Choosing the Right Foreign Asset Disclosure Route Will Save You Time and Money in 2016
If you think you may have not have met foreign asset disclosure obligations in 2016, we recommend that you start by speaking to a professional who can tell you for certain. To get you started thinking about it though, you have essentially six disclosure options moving forward. To help clarify what each option entails, we’ll title each option like a TV episode.
SFOP: The One Where Honesty Pays Off
If you live overseas and disclose your non-US assets under the SFOP, you will owe no penalty at all.
SDOP: The One Where the Truth Hurts a Little
If you live in the US and disclose your non-US assets under the SDOP, you will owe a 5% penalty on them. Note: if you entered the current format of the OVDP in 2012 or 2013, before the SFOP / SDOP came into effect, and have not signed a closing agreement, you can apply for transitional treatment. The penalty is 5%, the same as in the SDOP.
OVDP: The One Where the Truth Hurts a Lot
Regardless of where you live, if you disclose your non-US assets under the OVDP, you will owe a 30% penalty on them.
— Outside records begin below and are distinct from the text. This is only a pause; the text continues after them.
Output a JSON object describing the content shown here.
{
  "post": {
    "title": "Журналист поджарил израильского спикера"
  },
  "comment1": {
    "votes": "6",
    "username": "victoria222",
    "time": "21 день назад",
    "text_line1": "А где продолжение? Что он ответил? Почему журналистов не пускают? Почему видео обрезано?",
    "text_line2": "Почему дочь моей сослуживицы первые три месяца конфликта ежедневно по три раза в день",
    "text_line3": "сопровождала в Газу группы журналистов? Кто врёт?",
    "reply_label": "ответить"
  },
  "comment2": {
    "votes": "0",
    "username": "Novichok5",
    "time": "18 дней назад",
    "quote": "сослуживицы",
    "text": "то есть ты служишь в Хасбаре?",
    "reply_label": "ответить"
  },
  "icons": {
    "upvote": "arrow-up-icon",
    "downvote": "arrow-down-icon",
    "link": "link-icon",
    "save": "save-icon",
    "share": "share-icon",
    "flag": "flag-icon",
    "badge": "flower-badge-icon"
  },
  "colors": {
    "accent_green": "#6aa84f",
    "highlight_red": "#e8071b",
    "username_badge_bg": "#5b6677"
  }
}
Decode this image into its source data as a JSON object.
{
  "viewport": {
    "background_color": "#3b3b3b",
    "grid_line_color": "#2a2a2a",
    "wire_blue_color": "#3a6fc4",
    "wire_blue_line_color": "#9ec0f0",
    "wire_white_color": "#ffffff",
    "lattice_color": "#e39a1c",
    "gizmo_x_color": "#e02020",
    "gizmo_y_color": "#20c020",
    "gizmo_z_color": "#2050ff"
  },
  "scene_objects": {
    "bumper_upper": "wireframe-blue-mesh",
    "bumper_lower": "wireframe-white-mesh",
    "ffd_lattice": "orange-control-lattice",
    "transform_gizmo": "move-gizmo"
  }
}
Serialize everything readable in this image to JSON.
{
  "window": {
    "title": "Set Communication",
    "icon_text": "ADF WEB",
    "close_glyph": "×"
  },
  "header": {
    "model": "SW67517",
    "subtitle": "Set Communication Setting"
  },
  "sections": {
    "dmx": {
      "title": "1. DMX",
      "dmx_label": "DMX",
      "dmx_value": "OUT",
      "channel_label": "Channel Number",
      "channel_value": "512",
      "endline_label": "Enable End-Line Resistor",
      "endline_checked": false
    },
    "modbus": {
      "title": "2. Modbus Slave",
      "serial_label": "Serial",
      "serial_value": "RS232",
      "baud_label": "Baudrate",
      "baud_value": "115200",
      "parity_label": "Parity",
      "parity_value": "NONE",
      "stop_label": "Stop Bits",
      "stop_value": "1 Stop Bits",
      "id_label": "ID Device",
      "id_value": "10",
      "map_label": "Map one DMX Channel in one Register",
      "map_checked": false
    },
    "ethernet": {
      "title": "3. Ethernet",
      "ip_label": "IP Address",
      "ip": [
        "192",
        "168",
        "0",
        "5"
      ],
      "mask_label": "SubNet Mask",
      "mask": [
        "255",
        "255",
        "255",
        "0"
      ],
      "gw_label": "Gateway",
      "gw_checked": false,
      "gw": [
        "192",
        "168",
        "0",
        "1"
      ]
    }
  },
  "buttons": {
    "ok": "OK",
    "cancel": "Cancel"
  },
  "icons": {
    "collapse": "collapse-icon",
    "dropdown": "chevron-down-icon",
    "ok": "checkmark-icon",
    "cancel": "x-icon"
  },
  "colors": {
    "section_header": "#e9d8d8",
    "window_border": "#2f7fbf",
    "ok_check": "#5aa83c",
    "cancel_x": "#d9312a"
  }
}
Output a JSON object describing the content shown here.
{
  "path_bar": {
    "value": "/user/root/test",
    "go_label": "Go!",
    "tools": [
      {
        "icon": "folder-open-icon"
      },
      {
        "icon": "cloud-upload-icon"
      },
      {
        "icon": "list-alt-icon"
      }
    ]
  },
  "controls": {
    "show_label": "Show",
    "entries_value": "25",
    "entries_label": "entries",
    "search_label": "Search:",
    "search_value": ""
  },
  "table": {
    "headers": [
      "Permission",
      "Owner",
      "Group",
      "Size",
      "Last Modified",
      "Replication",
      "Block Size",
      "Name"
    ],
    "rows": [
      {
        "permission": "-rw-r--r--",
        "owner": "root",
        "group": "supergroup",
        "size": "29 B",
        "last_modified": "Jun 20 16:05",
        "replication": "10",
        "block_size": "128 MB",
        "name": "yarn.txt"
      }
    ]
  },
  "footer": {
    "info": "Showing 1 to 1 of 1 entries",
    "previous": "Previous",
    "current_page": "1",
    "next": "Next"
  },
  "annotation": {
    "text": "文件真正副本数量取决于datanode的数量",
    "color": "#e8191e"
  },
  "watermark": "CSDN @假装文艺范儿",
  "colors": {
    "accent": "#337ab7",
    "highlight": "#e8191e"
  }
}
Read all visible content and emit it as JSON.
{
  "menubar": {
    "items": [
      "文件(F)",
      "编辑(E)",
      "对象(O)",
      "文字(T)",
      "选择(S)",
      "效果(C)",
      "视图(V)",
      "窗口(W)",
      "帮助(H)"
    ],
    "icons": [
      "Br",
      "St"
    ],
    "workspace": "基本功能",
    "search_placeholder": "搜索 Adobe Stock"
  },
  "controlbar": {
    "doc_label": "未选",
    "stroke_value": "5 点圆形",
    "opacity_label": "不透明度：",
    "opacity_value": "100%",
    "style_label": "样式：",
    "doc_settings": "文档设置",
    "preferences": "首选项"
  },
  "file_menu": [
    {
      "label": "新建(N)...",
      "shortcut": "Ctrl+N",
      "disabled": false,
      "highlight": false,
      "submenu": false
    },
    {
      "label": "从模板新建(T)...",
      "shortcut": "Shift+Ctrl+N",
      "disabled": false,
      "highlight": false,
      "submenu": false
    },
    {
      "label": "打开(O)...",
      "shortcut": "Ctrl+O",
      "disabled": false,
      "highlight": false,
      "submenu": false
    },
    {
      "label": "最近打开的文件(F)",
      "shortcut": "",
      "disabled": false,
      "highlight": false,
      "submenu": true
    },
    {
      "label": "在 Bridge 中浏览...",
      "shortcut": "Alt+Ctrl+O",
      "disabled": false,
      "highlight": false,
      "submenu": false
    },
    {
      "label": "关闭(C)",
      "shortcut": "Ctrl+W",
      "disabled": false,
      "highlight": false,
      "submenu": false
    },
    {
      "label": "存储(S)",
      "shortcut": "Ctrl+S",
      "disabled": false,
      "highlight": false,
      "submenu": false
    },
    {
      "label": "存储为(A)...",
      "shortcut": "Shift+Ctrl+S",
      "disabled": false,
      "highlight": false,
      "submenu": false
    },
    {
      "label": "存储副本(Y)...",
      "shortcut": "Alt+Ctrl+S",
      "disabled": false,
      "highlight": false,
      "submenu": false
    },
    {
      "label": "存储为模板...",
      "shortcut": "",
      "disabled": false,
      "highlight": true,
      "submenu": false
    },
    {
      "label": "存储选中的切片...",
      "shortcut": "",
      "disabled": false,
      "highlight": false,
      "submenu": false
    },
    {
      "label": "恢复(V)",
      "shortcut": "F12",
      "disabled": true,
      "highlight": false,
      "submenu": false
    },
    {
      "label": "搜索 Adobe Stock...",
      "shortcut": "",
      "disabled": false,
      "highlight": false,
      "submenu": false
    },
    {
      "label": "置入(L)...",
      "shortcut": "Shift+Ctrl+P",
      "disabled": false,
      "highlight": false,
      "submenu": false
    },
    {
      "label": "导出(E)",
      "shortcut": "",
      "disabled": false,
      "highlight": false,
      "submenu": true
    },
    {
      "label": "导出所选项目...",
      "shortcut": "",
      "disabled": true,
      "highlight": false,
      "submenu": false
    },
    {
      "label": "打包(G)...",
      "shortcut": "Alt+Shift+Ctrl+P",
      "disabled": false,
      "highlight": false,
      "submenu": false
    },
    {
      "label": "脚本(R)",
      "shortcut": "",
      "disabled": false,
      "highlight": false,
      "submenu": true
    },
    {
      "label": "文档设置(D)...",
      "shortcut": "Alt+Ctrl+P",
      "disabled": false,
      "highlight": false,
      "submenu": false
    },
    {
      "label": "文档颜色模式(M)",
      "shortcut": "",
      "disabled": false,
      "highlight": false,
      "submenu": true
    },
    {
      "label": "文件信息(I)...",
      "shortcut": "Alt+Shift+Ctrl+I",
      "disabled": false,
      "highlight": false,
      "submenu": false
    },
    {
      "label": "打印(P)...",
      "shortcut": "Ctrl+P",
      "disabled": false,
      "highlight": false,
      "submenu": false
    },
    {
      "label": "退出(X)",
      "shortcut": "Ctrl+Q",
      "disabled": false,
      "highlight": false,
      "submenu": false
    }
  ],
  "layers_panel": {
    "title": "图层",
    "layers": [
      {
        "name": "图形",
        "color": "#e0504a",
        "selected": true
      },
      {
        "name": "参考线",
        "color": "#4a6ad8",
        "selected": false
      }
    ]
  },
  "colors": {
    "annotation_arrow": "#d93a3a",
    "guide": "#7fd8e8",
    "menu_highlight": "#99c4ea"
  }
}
Quiet Disclosure: The One Where Nobody is Supposed to Notice
This option is the regulatory equivalent of finishing a term paper late and putting it into the middle of the stack waiting to be graded on the teacher’s desk. In this case the term paper is an IRS form and the teacher is the IRS. Highly risky? You bet. You may not get caught, but your chances look worse than ever, and we really can’t say what the penalty will be.
Qualified Quiet Disclosure: The One with Alternate Reality
This option makes use of the fact the IRS has an “alternate reality” of offshore disclosure practices that have been running since long before 2009. In this alternate reality, examiners have the discretion to (and have been known to) skip imposing penalties if a violator came forward in good faith. The individual examiner’s discretion and potential penalties are not formalized in procedures as in the OVDP, SDOP or SFOP though. In this scenario, a violator may enter the OVDP and then, before the process is complete, withdraw from it citing “qualified,” that is, valid or credible reasons. The violator’s rationale would be that the IRS examiner outside the OVDP may choose to skip penalties, while in the OVDP the penalties are locked in as part of the formal program. This option is for gamblers, especially gamblers with a lot of money at stake. Other violators with less money at stake would probably prefer to stay in the OVDP, pay the penalty, and have peace of mind.
Do Nothing: The One with the Time Bomb
Even if you ignore your foreign disclosure requirements, they probably won’t ignore you. Not for much longer, anyway, thanks to FATCA. Don’t wait for the explosion. Acting now may cause financial pain, but waiting will likely cause even more eventually.
For Peace of Mind, Don’t Wait. Make the Most of the 2016 OVDP Today
As should be clear from the above outline, deciding on a foreign asset disclosure in 2016 takes time, knowledge and maybe even a little courage. Seeking professional advice is highly recommended.